SUSAN HILLER, THE LAST SILENT MOVIE, 2007
JACQUELINE HOANG NGUYEN
Selection from Challenge for Change series, National Film Board of Canada

Throughout November, artist Susan Hiller’s thought-provoking installation The Last Silent Movie (2007) will be at CAMPLE LINE, on loan from The British Council Collection. It includes a set of 24 etchings and a 22 minute film that features voices speaking in extinct and endangered languages. Some voices sing, some tell stories, some recite vocabulary lists and some, directly or indirectly, accuse us – the listeners – of injustice.

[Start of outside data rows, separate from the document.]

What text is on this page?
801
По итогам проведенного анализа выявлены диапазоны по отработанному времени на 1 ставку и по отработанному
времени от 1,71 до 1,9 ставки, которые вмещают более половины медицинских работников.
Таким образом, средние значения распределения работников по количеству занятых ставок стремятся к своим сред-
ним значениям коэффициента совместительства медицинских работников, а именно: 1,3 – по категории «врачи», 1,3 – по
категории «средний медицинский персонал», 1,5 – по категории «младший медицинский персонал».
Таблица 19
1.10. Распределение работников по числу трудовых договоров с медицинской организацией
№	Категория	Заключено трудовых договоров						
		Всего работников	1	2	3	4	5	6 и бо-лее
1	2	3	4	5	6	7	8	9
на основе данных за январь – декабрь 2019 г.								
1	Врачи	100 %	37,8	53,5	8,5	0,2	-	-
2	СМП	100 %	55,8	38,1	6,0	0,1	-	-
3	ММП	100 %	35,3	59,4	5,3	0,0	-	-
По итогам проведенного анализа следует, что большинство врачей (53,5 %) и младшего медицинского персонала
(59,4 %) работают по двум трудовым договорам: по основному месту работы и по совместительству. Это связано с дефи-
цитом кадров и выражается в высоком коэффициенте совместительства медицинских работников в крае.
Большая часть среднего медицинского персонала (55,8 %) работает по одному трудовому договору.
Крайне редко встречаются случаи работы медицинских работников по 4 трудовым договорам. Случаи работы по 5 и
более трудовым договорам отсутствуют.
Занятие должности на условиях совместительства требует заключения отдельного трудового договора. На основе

The Last Silent Movie will be part of an on-going programme at CAMPLE called YOUR WORDS MOVE, the starting point for which is an album of world languages compiled in Thornhill in the 1870s by Dr Thomas B Grierson using a donation of language samples from the Bible Society. The album, now in Dumfries Museum, features an extraordinary array of languages from across the globe, many now severely endangered.

We are delighted to host artist Jacqueline Hoang Nguyen (Canadian, lives in Sweden) at CAMPLE briefly this autumn. Jacqueline will introduce four short films drawn from the National Film Board of Canada’s ground- breaking film series Challenge for Change | Société Nouvelle, and discuss her own practice. One of the most popular of the film series, The Ballad of Crowfoot, was filmed entirely by members of the Indian Film Crew, the First Nations unit founded by the NFB’s National Indian Training Programme. Made in 1968, the film examined the situation of Indigenous people in North America through the figure of Isapo-muxika (Crowfoot), the legendary 19th-century Siksika chief.